1 + sec Θ = tan Θ (all solutions on [0,2pi))

1 + sec Θ = sin/cos Θ (tan is the same as sin/cos)

cos Θ + 1 = sin Θ (Multiplied both sides by cos, cos*sec = 1)

cos^2 Θ + 2cos Θ + 1 = sin^2 Θ (Squared both sides)

cos^2 Θ + 2cos Θ + 1 = (1 - cos^2 Θ) (Pythagorean identity for sin^2 Θ)

cos^2 Θ + 2cos Θ = - cos^2 Θ (Took away 1 from both sides)

2cos^2 Θ + 2cos Θ = 0 (Added cos^2 Θ to both sides)

2cos^2 Θ = -2cos Θ (Moved 2cos Θ to the right side)

cos^2 Θ = -cos Θ (Divided both sides by 2)

cos^2 Θ/cos Θ = -1 (Divide both sides by cos Θ)

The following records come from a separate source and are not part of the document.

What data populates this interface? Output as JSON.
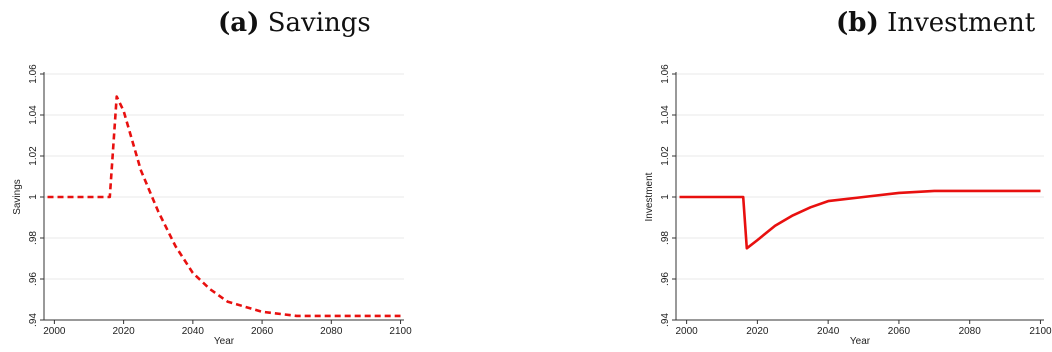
{
  "panels": [
    {
      "caption_tag": "(a)",
      "caption_text": "Savings"
    },
    {
      "caption_tag": "(b)",
      "caption_text": "Investment"
    }
  ],
  "chart_data": [
    {
      "type": "line",
      "title": "(a) Savings",
      "xlabel": "Year",
      "ylabel": "Savings",
      "xlim": [
        1997,
        2101
      ],
      "ylim": [
        0.94,
        1.06
      ],
      "xticks": [
        2000,
        2020,
        2040,
        2060,
        2080,
        2100
      ],
      "yticks": [
        0.94,
        0.96,
        0.98,
        1.0,
        1.02,
        1.04,
        1.06
      ],
      "ytick_labels": [
        ".94",
        ".96",
        ".98",
        "1",
        "1.02",
        "1.04",
        "1.06"
      ],
      "grid": true,
      "series": [
        {
          "line_style": "dashed",
          "color": "#e8100f",
          "x": [
            1998,
            2016,
            2018,
            2020,
            2025,
            2030,
            2035,
            2040,
            2045,
            2050,
            2060,
            2070,
            2080,
            2090,
            2100
          ],
          "y": [
            1.0,
            1.0,
            1.049,
            1.042,
            1.013,
            0.993,
            0.976,
            0.963,
            0.955,
            0.949,
            0.944,
            0.942,
            0.942,
            0.942,
            0.942
          ]
        }
      ]
    },
    {
      "type": "line",
      "title": "(b) Investment",
      "xlabel": "Year",
      "ylabel": "Investment",
      "xlim": [
        1997,
        2101
      ],
      "ylim": [
        0.94,
        1.06
      ],
      "xticks": [
        2000,
        2020,
        2040,
        2060,
        2080,
        2100
      ],
      "yticks": [
        0.94,
        0.96,
        0.98,
        1.0,
        1.02,
        1.04,
        1.06
      ],
      "ytick_labels": [
        ".94",
        ".96",
        ".98",
        "1",
        "1.02",
        "1.04",
        "1.06"
      ],
      "grid": true,
      "series": [
        {
          "line_style": "solid",
          "color": "#e8100f",
          "x": [
            1998,
            2016,
            2017,
            2020,
            2025,
            2030,
            2035,
            2040,
            2050,
            2060,
            2070,
            2080,
            2090,
            2100
          ],
          "y": [
            1.0,
            1.0,
            0.975,
            0.979,
            0.986,
            0.991,
            0.995,
            0.998,
            1.0,
            1.002,
            1.003,
            1.003,
            1.003,
            1.003
          ]
        }
      ]
    }
  ]
}
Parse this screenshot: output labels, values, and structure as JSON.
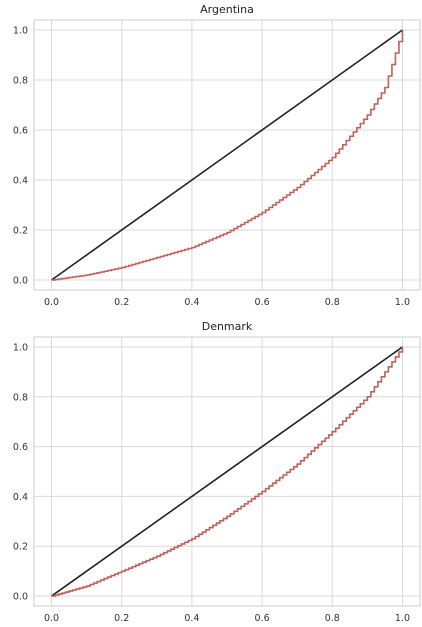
{
  "chart_data": [
    {
      "type": "line",
      "title": "Argentina",
      "xlabel": "",
      "ylabel": "",
      "xlim": [
        -0.05,
        1.05
      ],
      "ylim": [
        -0.04,
        1.04
      ],
      "x_ticks": [
        0.0,
        0.2,
        0.4,
        0.6,
        0.8,
        1.0
      ],
      "x_tick_labels": [
        "0.0",
        "0.2",
        "0.4",
        "0.6",
        "0.8",
        "1.0"
      ],
      "y_ticks": [
        0.0,
        0.2,
        0.4,
        0.6,
        0.8,
        1.0
      ],
      "y_tick_labels": [
        "0.0",
        "0.2",
        "0.4",
        "0.6",
        "0.8",
        "1.0"
      ],
      "grid": true,
      "series": [
        {
          "kind": "line",
          "color": "#222222",
          "x": [
            0,
            1
          ],
          "y": [
            0,
            1
          ]
        },
        {
          "kind": "step",
          "color": "#c0605a",
          "x": [
            0.0,
            0.1,
            0.2,
            0.3,
            0.4,
            0.5,
            0.6,
            0.7,
            0.8,
            0.9,
            0.95,
            1.0
          ],
          "y": [
            0.0,
            0.02,
            0.05,
            0.09,
            0.13,
            0.19,
            0.27,
            0.37,
            0.49,
            0.66,
            0.77,
            1.0
          ]
        }
      ]
    },
    {
      "type": "line",
      "title": "Denmark",
      "xlabel": "",
      "ylabel": "",
      "xlim": [
        -0.05,
        1.05
      ],
      "ylim": [
        -0.04,
        1.04
      ],
      "x_ticks": [
        0.0,
        0.2,
        0.4,
        0.6,
        0.8,
        1.0
      ],
      "x_tick_labels": [
        "0.0",
        "0.2",
        "0.4",
        "0.6",
        "0.8",
        "1.0"
      ],
      "y_ticks": [
        0.0,
        0.2,
        0.4,
        0.6,
        0.8,
        1.0
      ],
      "y_tick_labels": [
        "0.0",
        "0.2",
        "0.4",
        "0.6",
        "0.8",
        "1.0"
      ],
      "grid": true,
      "series": [
        {
          "kind": "line",
          "color": "#222222",
          "x": [
            0,
            1
          ],
          "y": [
            0,
            1
          ]
        },
        {
          "kind": "step",
          "color": "#c0605a",
          "x": [
            0.0,
            0.1,
            0.2,
            0.3,
            0.4,
            0.5,
            0.6,
            0.7,
            0.8,
            0.9,
            1.0
          ],
          "y": [
            0.0,
            0.04,
            0.1,
            0.16,
            0.23,
            0.32,
            0.42,
            0.53,
            0.66,
            0.8,
            1.0
          ]
        }
      ]
    }
  ]
}
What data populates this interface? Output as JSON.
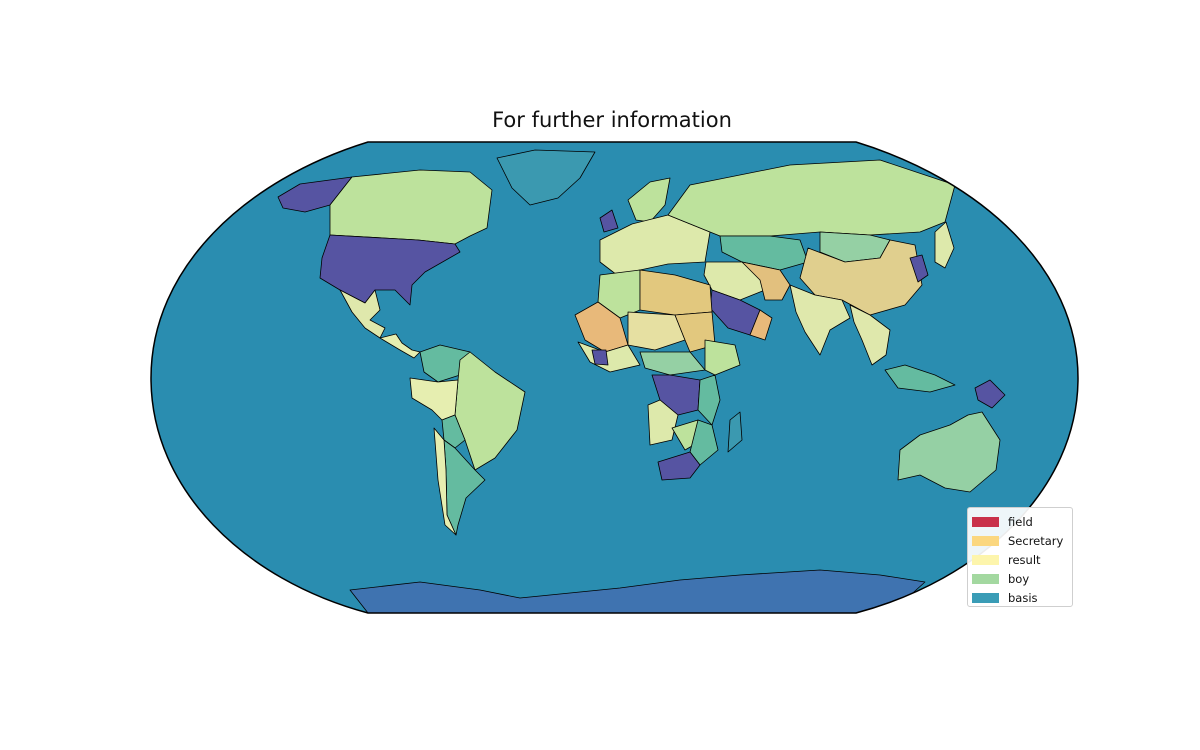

cos Θ = -1 (Rules of exponents)

I must've done a bunch of unnecessary stuff, but there's so many ways to write trigonometry expressions. I skipped to the answer page of my workbook and it said the answer was 0. I guess I'm wrong because arccos(-1) does not equal 0. Can someone help me out?